La lettre envoyée par l’avocat de la Maison Blanche à Nancy Pelosi est le dernier aboutissement d’une série de blocages. En fait, cela fait des semaines que le gouvernement Trump a refusé de coopérer avec les démocrates dans l’enquête sur l’appel entre le président américain et son homologue ukrainien.

Selon Jean-Eric Branaa, la stratégie de la Maison Blanche est de démontrer que les démocrates sont engagés dans une chasse aux sorcières. Pour cela, l’administration Trump tente de bloquer le processus en expliquant qu’il n’est pas légal. Parce que le lancement d’une enquête pour mise en accusation doit faire l’objet d’un vote formel de la Chambre. En réalité, il n’est écrit nulle part, mais la tradition , explique le conférencier de l’Université Panthéon-Assas. Ce qui signifie que la Chambre se réunit en séance plénière et qu’une majorité des représentants doit voter pour ouvrir cette enquête. Cette enquête n’a été ouverte que par une déclaration du Président de la Chambre des représentants.

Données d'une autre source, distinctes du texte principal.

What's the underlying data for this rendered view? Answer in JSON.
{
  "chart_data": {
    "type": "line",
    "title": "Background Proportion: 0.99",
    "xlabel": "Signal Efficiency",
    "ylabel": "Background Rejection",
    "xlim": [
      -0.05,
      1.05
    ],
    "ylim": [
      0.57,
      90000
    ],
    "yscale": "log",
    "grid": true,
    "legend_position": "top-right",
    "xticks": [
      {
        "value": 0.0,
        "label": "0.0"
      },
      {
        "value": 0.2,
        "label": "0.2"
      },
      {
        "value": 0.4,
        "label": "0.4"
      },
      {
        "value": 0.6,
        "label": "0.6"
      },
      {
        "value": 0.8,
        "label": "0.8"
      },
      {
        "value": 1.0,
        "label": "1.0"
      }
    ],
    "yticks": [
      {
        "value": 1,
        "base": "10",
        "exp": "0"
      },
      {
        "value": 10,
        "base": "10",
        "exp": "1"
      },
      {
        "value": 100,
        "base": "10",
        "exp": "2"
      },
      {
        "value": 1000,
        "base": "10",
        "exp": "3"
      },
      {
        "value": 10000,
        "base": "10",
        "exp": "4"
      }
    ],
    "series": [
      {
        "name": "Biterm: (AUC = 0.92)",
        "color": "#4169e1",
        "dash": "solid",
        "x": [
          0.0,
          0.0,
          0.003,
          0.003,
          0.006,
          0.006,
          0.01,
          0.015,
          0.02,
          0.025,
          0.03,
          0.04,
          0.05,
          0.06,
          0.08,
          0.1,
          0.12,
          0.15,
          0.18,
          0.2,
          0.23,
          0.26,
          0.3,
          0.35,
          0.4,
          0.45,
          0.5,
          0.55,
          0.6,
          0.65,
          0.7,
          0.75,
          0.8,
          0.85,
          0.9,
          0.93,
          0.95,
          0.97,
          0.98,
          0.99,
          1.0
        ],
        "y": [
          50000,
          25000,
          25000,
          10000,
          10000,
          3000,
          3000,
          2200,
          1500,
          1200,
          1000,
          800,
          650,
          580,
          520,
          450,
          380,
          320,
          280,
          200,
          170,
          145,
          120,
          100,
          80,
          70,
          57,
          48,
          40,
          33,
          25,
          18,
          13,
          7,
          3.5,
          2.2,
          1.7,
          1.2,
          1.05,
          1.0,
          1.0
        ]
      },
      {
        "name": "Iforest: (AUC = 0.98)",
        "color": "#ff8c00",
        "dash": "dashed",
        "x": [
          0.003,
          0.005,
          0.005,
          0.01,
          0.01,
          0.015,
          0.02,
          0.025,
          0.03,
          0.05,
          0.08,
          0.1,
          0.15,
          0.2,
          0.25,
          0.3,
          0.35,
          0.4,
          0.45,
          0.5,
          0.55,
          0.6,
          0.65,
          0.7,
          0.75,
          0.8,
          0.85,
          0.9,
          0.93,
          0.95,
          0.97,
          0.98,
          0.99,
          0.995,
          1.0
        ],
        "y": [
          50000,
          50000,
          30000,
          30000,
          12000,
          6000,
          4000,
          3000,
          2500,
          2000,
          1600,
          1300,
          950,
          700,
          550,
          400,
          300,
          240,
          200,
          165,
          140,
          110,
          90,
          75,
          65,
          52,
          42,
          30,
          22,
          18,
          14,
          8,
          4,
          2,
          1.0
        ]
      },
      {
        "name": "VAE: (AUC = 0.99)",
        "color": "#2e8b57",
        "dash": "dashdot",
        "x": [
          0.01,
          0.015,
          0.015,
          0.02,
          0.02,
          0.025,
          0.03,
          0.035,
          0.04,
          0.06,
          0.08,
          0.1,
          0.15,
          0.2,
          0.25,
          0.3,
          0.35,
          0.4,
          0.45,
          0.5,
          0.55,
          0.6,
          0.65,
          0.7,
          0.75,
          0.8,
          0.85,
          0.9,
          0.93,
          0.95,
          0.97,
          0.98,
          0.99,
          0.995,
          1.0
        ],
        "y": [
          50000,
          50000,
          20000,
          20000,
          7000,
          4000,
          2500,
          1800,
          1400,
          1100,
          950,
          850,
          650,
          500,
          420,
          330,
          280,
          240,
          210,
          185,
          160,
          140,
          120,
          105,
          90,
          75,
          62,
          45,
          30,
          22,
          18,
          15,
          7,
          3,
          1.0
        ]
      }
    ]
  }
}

L’administration Trump estime que cela n’est pas légal. la Maison Blanche n’a pas à répondre aux demandes du Congrès.

Pour les démocrates, ces blocages répétés sont la preuve d’un obstacle aux fonctions constitutionnelles du Congrès. Mais leur marge de manœuvre est mince. “Je pense que les démocrates pourraient avoir recours aux tribunaux dans l’espoir d’une décision qui forcera finalement la Maison-Blanche à se conformer aux exigences du Congrès”, a déclaré Christophe Cloutier-Roy, chercheur en résidence à l’Observatoire des États-Unis. Unis du président Raoul Dandurand. “Sauf que cette procédure judiciaire sera évidemment assez longue. Il pourrait y avoir un premier verdict, puis un recours et le tout pourrait même aller jusqu’à la Cour suprême.” Un point de vue qui enchante peu les démocrates qui voudraient au contraire aller vite. Mais cette impasse sur l’enquête de Donald Trump sur une procédure de destitution en dit long sur l’état des institutions américaines.

Le Washington Post a publié un sondage lundi avec, entre autres, ce fait étonnant, un cinquième des électeurs républicains serait désormais en faveur de la destitution. Christophe Cloutier-Roy voit là une vague de fond. Car si les supporters typiques de Donald Trump restent fidèles à leur champion, ce n’est pas le cas de tous les électeurs qui ont voté pour lui en 2016.

Mais en s’alignant derrière un président qui affaiblit les institutions Étasuniennes , le parti conservateur semble complètement éclipser son avenir d’après-Trump. Il n’y a pas de plan B, note Françoise Coste. La question est, lorsque Donald Trump quittera la Maison Blanche, y aura-t-il une nouvelle génération montante qui n’aurait pas été souillée par les années Trump? La réponse est non! Même les jeunes pousses apparues aux primaires en 2016. Cette question est cruciale, mais elle a été vendue, mais personne à droite ne semble y penser aujourd’hui aux États-Unis.